Politik

"Ein Programm hat Herr Schulz augenscheinlich nicht"

Zum Artikel: "Der hundertprozentige Hoffnungsträger" vom 20. März

Gerechtigkeit ist ein Schlagwort, das sich Martin Schulz von der SPD zu eigen gemacht hat und die Menschen beeindruckt. Schließlich möchte jeder Gerechtigkeit. Ein Programm hat Herr Schulz augenscheinlich nicht. Sagte der Richter zum Angeklagten: "Sie wollen Gerechtigkeit? Sie bekommen ein Urteil."

Edelgard Richter, Wilmersdorf

Die Wahl von Martin Schulz zum SPD-Vorsitzenden und Spitzenkandidaten für die Bundestagswahl erinnerte peinlich an die "Wahlen" bei der SED.

Detlef Schönfeld, Wilmersdorf

Ihr Autor Joachim Stoltenberg schreibt lediglich, dass Martin Schulz als Bürgermeister in Würselen keineswegs in guter Erinnerung ist, wie seine Freunde kolportieren. Herr Schulz wurde seinerzeit ohne Gegenkandidat Bürgermeister und war dies elf Jahre. Die Ratsprotokolle von damals lassen daran zweifeln, dass er für das Amt als Bundeskanzler geeignet sein könnte.

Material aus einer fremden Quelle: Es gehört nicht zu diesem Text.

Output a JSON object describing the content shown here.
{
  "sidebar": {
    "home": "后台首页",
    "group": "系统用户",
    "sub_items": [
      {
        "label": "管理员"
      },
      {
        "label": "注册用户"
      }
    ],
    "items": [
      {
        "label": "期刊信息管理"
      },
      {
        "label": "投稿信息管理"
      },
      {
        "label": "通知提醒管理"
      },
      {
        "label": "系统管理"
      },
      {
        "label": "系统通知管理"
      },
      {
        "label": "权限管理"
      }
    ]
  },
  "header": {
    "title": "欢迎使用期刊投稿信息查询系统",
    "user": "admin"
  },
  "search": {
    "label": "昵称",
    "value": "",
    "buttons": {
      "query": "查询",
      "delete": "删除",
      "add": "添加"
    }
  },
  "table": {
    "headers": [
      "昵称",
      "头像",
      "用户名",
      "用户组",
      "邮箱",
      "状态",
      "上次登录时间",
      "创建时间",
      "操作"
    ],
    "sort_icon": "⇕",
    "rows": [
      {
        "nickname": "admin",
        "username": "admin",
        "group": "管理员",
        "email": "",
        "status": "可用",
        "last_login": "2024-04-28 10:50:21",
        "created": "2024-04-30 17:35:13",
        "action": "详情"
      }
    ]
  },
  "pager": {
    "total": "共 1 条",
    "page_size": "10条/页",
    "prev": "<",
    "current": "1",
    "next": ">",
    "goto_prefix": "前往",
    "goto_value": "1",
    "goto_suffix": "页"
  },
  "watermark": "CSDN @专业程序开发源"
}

Irmela Christen, per E-Mail

Der oft in Medien dargestellte Zulauf lässt darüber nachdenken, was die Leute an Martin Schulz so beeindruckt. Es sind die Worte und die Selbstdarstellung. Dazu nur ein Beispiel. Mich ließ das Statement des Präsidenten des Europaparlamentes vor seiner Reise nach Griechenland im vorigen Jahr aufhorchen. In der Bestimmtheit seiner Rhetorik kritisierte er massiv Griechenland. Kurzgefasst: Ob seiner Belastungen der Europäischen Union und deren Unwillen zu Reformen. Spannend erwartet wurde am Ende die gemeinsame Pressekonferenz mit dem griechischen Ministerpräsidenten. Das Ergebnis: Friede, Freude, Eierkuchen. Es blieb Enttäuschung zurück. Seitdem geht mir seine Art und Weise zu sprechen verquer. Intelligente rhetorische Fähigkeiten sind wichtig für manche berufliche Aufgaben und Positionen, wie eben in den präsidialen Ämtern. Aber charakterschlüssig ist diese Fähigkeit offenbar nicht. Unsere derzeit gestaltete Demokratie unterscheidet nicht ohne Grund die präsidialen Befugnisse und die eines Kanzlers. Wer die Richtlinien der Politik bestimmt, muss aus dem Intellekt heraus mehr Macher in der praktischen Politik sein. Die Wirtschaft und nur die Wirtschaft bleibt das tragende Fundament einer sozialen Gesellschaft bei kluger Politik.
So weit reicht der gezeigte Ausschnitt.